People are the founders/operators of the company
Product is the product vision, product market fit, and total addressable market
Progress is traction and proof points validating the product
The first and most important threshold is product. If a company does not have a massively disruptive product that attacks a huge global market, you are most likely not venture fundable. That does not mean the company is not fundable. “Friends and family”, angels and even debt financing are the typical instruments for good companies selling to good markets.
Okay, you have passed the first gate with a big idea for a massive market. What’s next?
People make or break the success of technology companies. The technology ecosystem in North America does not suffer a shortage of great ideas from entrepreneurs. The lower barriers to entry and a new-found spike in entrepreneurship globally has spawned thousand of startups. The reality, however, is that it is far harder to scale a company than it is to start a company. Entrepreneurs who have had one or more prior outcomes have a higher propensity to be funded by venture than first timers.
How does a first timer overcome this bias? Progress. A second time entrepreneur can sometimes get funded with a great idea with “proof points pending”. A first timer does not have this luxury, even if the founding team has great “domain” expertise. The “hockey stick slide”, which shows momentum and velocity for a first time team, needs to be extremely compelling when viewed “outside in”. Whether the metric is revenue, client adoption, client proliferation, “uniques” or whatever it is that marks success, the hockey stick needs to be “at the blade” heading up fast.
Competition for young companies looking to scale is not only the team in the Valley trying to do the same thing, although that is certainly a key focus. The real competition for young companies seeking growth capital is another company, not in your space, with either a second time entrepreneur who has cache, or a hockey stick slide that is “off the charts”. When the venture firm prioritizes their pipelines and their capacity to engage, the best progress story will likely get the dollars.

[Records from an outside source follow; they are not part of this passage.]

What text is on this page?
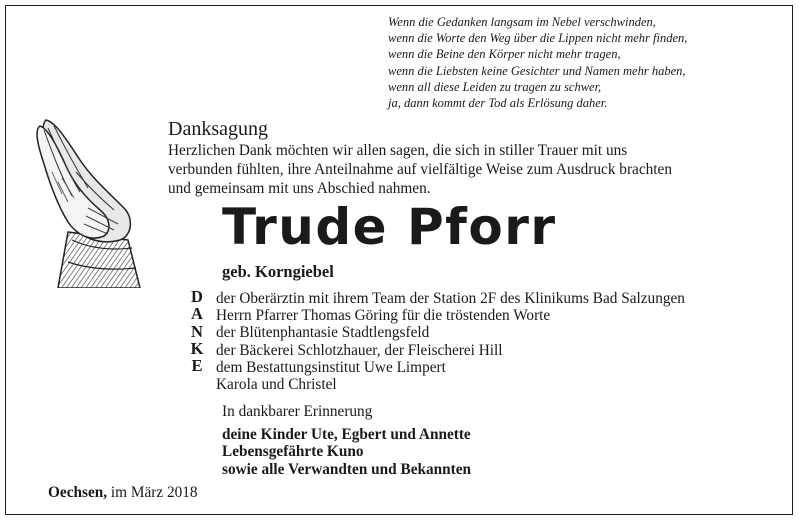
Wenn die Gedanken langsam im Nebel verschwinden,
wenn die Worte den Weg über die Lippen nicht mehr finden,
wenn die Beine den Körper nicht mehr tragen,
wenn die Liebsten keine Gesichter und Namen mehr haben,
wenn all diese Leiden zu tragen zu schwer,
ja, dann kommt der Tod als Erlösung daher.
Danksagung
Herzlichen Dank möchten wir allen sagen, die sich in stiller Trauer mit uns
verbunden fühlten, ihre Anteilnahme auf vielfältige Weise zum Ausdruck brachten
und gemeinsam mit uns Abschied nahmen.
Trude Pforr
geb. Korngiebel
D
A
N
K
E
der Oberärztin mit ihrem Team der Station 2F des Klinikums Bad Salzungen
Herrn Pfarrer Thomas Göring für die tröstenden Worte
der Blütenphantasie Stadtlengsfeld
der Bäckerei Schlotzhauer, der Fleischerei Hill
dem Bestattungsinstitut Uwe Limpert
Karola und Christel
In dankbarer Erinnerung
deine Kinder Ute, Egbert und Annette
Lebensgefährte Kuno
sowie alle Verwandten und Bekannten
Oechsen, im März 2018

First timers can and do get funded in technology (just ask the guys at Wave Accounting). Almost all of these success stories had incredible momentum on a key metric.
My suggestion for entrepreneurs seeking venture growth capital is to wait. Wait until you have proof points and a traction story that is damn near breathtaking. Wait until you have the slide you know will blow your audience away. Create relationships and seed your story with venture, but wait for the ask until you know the answer to the question.